Sa couleur est variable, allant du brun foncé à un gris plus ou moins argenté ou au jaune paille ; ce sont des animaux bruns, tendant, tendant parfois au noir.
Le pelage d'été est plus clair et plus court que celui de l'hiver ; Il apparaît en mai pour être remplacé, dès le mois d'octobre par la bourre d'hiver ; au milieu de laquelle émergent des soies épaisses.

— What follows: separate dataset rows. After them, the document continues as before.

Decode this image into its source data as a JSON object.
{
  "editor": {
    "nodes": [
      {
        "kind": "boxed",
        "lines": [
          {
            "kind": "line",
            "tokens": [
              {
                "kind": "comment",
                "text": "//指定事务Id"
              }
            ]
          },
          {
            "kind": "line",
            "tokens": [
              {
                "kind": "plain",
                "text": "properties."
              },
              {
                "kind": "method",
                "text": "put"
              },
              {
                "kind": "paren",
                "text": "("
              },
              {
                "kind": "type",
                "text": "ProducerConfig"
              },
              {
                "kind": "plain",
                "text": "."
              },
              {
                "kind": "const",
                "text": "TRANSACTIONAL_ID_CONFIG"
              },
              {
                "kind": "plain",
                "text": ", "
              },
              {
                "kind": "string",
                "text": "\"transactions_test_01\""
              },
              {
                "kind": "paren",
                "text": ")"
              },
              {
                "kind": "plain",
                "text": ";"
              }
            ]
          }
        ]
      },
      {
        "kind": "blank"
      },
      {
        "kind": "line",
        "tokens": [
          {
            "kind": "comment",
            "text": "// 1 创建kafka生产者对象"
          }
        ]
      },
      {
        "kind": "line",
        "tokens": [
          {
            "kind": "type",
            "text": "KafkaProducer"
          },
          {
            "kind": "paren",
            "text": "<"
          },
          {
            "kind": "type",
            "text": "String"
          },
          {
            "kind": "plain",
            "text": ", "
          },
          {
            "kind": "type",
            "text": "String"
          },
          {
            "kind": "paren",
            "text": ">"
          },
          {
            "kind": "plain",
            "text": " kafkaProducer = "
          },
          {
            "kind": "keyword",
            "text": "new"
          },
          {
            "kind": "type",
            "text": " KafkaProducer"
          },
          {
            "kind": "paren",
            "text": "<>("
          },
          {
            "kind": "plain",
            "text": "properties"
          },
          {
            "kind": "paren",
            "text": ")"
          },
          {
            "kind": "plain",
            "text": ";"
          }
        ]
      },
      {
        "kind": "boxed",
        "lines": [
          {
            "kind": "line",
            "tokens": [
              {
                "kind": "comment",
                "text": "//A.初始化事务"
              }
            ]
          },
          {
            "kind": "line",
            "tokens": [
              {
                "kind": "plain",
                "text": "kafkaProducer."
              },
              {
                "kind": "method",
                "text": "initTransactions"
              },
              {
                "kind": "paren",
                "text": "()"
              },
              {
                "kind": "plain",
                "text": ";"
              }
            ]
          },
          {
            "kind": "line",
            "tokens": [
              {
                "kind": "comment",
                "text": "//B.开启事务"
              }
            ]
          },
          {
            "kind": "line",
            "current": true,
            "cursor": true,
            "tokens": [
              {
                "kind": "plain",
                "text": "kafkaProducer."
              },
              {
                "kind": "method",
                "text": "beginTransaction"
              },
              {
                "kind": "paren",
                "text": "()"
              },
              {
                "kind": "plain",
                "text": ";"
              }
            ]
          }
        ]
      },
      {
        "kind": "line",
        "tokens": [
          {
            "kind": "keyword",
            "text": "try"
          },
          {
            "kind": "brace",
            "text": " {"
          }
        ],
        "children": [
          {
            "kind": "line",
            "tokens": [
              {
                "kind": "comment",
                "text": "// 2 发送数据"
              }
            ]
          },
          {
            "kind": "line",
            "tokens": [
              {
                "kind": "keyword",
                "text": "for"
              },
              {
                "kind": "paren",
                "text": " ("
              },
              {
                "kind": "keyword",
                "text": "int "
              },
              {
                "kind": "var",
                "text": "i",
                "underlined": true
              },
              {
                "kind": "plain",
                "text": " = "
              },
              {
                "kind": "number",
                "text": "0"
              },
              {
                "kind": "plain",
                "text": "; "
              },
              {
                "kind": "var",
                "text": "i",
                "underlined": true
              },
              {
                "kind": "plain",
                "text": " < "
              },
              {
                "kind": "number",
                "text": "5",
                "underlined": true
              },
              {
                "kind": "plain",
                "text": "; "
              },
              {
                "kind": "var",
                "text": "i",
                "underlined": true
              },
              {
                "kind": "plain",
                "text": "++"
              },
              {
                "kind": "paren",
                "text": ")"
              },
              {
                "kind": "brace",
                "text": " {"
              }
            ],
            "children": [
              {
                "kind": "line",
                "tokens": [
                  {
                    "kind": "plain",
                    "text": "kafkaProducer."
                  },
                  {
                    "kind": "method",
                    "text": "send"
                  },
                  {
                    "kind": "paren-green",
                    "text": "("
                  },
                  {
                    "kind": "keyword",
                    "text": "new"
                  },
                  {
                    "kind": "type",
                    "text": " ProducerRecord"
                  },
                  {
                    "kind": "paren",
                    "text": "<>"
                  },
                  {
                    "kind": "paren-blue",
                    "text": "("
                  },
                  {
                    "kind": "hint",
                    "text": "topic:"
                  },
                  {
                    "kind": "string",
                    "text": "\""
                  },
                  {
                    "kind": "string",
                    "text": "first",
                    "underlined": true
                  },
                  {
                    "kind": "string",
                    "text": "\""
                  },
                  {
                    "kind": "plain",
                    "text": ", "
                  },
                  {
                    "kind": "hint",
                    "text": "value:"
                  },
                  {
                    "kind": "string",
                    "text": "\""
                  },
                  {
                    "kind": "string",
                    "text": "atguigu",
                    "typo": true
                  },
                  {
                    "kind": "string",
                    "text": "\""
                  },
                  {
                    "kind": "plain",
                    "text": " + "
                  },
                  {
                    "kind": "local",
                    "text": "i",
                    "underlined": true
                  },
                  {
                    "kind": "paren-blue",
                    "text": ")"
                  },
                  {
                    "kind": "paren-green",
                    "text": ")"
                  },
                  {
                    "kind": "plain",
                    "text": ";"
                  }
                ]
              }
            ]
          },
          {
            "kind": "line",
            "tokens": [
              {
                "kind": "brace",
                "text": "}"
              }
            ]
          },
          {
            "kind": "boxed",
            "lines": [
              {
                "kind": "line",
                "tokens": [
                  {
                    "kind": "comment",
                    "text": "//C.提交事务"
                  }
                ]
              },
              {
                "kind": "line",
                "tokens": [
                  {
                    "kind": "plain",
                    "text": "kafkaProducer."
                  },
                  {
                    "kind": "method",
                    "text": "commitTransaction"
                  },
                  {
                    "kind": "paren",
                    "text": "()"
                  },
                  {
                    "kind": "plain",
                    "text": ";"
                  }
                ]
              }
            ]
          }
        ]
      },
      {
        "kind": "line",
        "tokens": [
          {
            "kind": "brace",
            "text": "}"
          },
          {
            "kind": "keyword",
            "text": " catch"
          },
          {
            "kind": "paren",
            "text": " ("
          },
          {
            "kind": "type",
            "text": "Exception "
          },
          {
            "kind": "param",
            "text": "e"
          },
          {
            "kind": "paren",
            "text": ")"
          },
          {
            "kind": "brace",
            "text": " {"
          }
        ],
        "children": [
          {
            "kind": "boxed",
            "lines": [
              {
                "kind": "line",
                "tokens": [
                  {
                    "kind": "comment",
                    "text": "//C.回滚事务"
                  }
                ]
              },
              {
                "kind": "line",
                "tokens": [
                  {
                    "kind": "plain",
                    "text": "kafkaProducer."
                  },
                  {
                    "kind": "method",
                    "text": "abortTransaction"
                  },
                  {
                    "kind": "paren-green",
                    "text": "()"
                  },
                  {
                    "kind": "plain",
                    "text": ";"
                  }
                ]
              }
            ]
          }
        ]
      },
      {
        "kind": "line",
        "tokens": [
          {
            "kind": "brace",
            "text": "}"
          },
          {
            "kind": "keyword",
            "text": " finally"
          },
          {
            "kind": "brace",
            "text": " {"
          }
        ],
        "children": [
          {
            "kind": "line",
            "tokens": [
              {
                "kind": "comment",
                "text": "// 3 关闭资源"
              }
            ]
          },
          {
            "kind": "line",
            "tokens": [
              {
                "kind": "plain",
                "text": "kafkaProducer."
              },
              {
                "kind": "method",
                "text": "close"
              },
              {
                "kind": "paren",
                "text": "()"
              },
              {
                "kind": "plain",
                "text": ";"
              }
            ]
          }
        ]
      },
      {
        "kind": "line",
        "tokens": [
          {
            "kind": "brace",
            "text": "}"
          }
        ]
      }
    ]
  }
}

Adultes, il atteint 0,90 m à 1,10 m au garrot, avec une longueur totale 1,80 m la queue dont la longueur n'est pas négligeable, varie de 15 à 30 cm ; la femelle ou laie, la porte basse, alors que chez le mâle elle est portée droite ou même incurvée vers le haut et se termine par un petit panache.
Son poids atteint, en France 150 kg et même quelques fois plus.


♦ Habitat

Le sanglier est un animal de Forêts feuillus et mixtes il s'y cantonne à sa guise selon les saisons : en été, il choisit les bordures de plaine et la proximité des étangs ; en hiver, les fourrés épais, les ravins encaissés près des points d'eau, et les pentes favorablement orientées.

♦ Nourriture

Le sanglier fait ses mangeures la nuit. D'un éclectisme alimentaire total, il lui faut la quantité et la qualité ; sa goinfrerie l'entraine à bien des excès en été dans les champs de céréales et en automne dans les pièces de pomme de terre, de betteraves et de maïs.
Il ne dédaigne pas pour autant les racines et les vers blancs, les vers de terre ; Il aime les fruits des arbres des forêts : faines, châtaignes et surtout les glands. Il complète souvent cette nourriture par des aliments azotés : mulots, œufs de toutes sortes, lapins , faisandeaux, jeunes faons, ou même des animaux morts.

♦ Mode de vie

Diurne et nocturne ; le jour, se repose souvent dans une bauge et se roule dans la boue (soins corporels). Vit en hardes familiales de plusieurs femelles et marcassins ; mâles adultes généralement solitaire (en dehors du rut). Pendant le rut, les mâles se battent pour les femelles. Les jeunes naissent généralement dans un nid de brindilles (chaudron).


♦ Reproduction

Le rut du sanglier commence quelques fois dans la dernière quinzaine de novembre et dure jusqu'au mois de janvier, mais plus ordinairement il a lieu dans le mois de décembre. Il n'y a guère que les races bâtardes qui entrent en chaleur un peu plus tôt et qui quoique rarement, éprouvent le sentiment deux fois par an.
Une portée de 3 à 10 jeunes en mars avril ; sevrés à 3 mois, ils prennent la nourriture solide dès la deuxième semaine ; changement de pelage vers 10-12 semaines. Indépendance vers 6 mois, maturité sexuelle à 9-12 mois.

♦ Avenir

Cette espèce est en augmentation constante. Elle est devenue très importante et cause des dégâts aux cultures, des accidents de la circulation. Le piégeage du sanglier est interdit. C'est en battue simple, battue avec chiens ou battue peignée - qu'il est le plus fréquemment chassé ou détruit.